On Monday, speakers will discuss the theme of labour markets, including a keynote from Mike Elsby (MacCaLM Co-Investigator). MacCaLM researchers Ludo Visschers and Pieter Gautier will also present their recent research, and Stefania Albanesi joins remotely from the University of Pittsburgh to present “Long Term Consequences of the Great Recession Through Its Effect on the Young.” 

The second day of the conference focuses on the credit cycles research theme, led by Principal Investigator John Moore. The project is delighted to welcome talks from Tiago Cavalcanti (Cambridge), Margit Reischer (Georgetown University), and Francisco Beura (Washington University in St Louis). Professor John Moore gives the keynote on his recent work “Key Workers and Funding Horizons: Interest Rates and Growth”.  

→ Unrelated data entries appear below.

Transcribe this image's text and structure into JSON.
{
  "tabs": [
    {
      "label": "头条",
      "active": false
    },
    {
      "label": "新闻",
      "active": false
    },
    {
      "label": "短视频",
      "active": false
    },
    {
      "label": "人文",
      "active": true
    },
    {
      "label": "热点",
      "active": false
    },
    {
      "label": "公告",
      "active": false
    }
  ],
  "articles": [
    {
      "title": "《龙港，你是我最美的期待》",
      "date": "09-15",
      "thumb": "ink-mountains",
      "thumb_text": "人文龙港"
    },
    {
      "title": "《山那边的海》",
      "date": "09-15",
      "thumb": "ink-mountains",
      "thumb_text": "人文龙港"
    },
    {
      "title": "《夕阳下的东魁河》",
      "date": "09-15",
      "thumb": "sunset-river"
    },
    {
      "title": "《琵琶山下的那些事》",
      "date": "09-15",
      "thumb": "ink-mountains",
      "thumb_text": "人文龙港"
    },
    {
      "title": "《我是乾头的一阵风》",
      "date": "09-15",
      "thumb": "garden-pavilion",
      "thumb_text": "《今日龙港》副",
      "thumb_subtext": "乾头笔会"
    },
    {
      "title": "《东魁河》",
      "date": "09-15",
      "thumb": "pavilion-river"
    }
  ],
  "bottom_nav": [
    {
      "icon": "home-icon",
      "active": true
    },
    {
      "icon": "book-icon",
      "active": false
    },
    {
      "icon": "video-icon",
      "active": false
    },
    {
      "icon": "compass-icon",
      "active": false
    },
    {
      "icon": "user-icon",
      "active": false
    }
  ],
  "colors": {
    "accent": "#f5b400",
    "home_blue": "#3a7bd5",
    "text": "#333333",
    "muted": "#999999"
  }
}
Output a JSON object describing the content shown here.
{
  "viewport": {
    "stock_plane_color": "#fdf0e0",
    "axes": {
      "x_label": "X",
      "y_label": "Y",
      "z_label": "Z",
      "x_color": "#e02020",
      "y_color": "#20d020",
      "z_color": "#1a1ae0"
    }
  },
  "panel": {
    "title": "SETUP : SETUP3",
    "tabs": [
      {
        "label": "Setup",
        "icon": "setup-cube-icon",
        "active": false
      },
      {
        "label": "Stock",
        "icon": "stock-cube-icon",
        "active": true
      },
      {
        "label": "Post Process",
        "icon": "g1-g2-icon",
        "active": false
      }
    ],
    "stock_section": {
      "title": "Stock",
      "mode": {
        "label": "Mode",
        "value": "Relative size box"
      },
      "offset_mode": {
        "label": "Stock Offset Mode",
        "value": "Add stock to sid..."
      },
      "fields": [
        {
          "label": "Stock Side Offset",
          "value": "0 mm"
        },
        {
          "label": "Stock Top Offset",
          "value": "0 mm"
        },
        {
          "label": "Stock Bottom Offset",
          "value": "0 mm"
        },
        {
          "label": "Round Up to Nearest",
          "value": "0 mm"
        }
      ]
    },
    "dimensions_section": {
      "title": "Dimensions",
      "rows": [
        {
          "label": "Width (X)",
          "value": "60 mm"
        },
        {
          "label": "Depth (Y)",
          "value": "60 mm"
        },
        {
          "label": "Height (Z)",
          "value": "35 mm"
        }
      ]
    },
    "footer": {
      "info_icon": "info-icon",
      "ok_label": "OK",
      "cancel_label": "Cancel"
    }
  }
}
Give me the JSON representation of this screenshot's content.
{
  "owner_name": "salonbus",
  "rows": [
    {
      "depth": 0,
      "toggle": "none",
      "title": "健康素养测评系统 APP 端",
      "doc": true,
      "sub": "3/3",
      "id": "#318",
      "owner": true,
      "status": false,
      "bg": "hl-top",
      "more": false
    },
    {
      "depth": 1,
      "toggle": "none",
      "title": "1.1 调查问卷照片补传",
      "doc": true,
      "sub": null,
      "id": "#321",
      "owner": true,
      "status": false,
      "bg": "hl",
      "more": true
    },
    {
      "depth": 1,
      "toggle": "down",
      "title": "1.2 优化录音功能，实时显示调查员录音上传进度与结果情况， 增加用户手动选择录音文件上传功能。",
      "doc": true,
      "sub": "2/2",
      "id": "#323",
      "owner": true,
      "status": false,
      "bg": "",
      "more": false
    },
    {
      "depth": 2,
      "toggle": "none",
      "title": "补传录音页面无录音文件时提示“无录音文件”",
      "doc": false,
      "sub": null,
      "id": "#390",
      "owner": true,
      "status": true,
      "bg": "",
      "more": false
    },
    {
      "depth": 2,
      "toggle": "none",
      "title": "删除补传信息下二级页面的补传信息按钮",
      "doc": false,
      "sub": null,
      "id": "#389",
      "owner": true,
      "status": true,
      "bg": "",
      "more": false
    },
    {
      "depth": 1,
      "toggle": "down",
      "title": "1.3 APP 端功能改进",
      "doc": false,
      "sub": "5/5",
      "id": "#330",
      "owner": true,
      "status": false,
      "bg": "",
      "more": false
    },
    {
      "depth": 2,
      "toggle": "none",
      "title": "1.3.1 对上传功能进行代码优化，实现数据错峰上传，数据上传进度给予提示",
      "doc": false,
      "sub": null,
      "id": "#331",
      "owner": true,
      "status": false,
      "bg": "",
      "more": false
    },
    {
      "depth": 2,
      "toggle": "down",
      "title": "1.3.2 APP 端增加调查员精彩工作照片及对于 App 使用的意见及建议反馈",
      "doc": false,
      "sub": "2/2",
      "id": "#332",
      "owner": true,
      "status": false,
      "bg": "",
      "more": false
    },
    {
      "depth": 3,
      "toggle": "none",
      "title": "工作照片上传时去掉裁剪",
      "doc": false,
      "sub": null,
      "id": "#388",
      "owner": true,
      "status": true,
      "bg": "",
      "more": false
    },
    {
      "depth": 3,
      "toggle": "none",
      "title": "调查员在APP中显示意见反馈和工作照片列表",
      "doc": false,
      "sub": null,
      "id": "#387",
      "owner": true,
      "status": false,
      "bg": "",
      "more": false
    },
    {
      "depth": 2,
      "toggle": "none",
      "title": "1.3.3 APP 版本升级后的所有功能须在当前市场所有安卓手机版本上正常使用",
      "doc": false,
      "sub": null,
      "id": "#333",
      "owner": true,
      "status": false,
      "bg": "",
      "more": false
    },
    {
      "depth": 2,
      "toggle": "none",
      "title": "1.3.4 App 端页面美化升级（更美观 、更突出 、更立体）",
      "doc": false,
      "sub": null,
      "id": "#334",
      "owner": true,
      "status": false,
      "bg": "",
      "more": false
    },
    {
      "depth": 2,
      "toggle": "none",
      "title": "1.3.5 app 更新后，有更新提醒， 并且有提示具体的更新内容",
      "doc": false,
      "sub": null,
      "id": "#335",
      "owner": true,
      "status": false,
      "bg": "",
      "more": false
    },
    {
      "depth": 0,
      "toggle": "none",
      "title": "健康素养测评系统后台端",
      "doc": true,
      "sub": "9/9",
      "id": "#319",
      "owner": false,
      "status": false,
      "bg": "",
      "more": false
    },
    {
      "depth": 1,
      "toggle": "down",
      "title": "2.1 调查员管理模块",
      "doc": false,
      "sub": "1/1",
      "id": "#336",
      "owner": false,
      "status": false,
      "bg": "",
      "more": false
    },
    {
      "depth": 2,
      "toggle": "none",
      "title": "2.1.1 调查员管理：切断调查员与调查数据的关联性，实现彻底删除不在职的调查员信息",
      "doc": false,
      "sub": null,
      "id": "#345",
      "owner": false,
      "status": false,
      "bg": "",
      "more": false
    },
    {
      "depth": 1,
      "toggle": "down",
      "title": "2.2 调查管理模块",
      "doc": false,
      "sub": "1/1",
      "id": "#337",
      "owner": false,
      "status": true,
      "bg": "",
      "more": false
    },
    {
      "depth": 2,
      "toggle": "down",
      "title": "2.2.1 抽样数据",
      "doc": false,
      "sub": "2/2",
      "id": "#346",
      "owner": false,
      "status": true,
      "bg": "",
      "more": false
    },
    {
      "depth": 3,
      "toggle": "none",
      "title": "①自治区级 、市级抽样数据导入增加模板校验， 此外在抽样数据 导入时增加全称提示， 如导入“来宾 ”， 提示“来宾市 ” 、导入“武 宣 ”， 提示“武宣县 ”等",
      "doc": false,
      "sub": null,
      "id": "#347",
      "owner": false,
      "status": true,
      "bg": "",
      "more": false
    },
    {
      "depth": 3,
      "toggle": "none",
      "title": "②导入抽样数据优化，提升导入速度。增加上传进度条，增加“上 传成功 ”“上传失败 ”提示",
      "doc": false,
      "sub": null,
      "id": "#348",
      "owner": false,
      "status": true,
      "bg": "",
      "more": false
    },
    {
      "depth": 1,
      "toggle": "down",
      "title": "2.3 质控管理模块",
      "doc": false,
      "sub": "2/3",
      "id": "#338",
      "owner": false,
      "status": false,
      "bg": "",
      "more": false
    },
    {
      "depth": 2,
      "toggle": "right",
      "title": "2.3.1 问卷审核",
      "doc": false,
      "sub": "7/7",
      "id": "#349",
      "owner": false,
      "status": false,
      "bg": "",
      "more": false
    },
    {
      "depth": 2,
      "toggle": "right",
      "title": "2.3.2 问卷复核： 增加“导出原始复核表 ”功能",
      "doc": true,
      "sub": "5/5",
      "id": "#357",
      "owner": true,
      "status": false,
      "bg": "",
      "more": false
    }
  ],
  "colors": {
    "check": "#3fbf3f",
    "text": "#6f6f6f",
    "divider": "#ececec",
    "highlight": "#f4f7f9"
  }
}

The final day MacCaLM Investigators Sevi Rodriguez Mora (University of Edinburgh), Matthew Shapiro (University of Michigan), and Jonathan Thomas (University of Edinburgh) will present some of their latest findings from their research on the project. Philipp Kircher (Cornell University) will give a keynote speech on the results from the MacCaLM Job Study, which conducted an in-depth analysis of how job seekers search for work, with the aim of providing guidance and data to policy makers. 

About MacCaLM 

MacCaLM is a research project bringing together a group of leading economists to re-examine macroeconomic theory, focussing on how malfunctions in labour and financial markets seem to be at the root of macroeconomic failure. The project secured funding from the Economic Social Research Council (ESRC) in 2015 and has been hosting its annual summer conference each year since.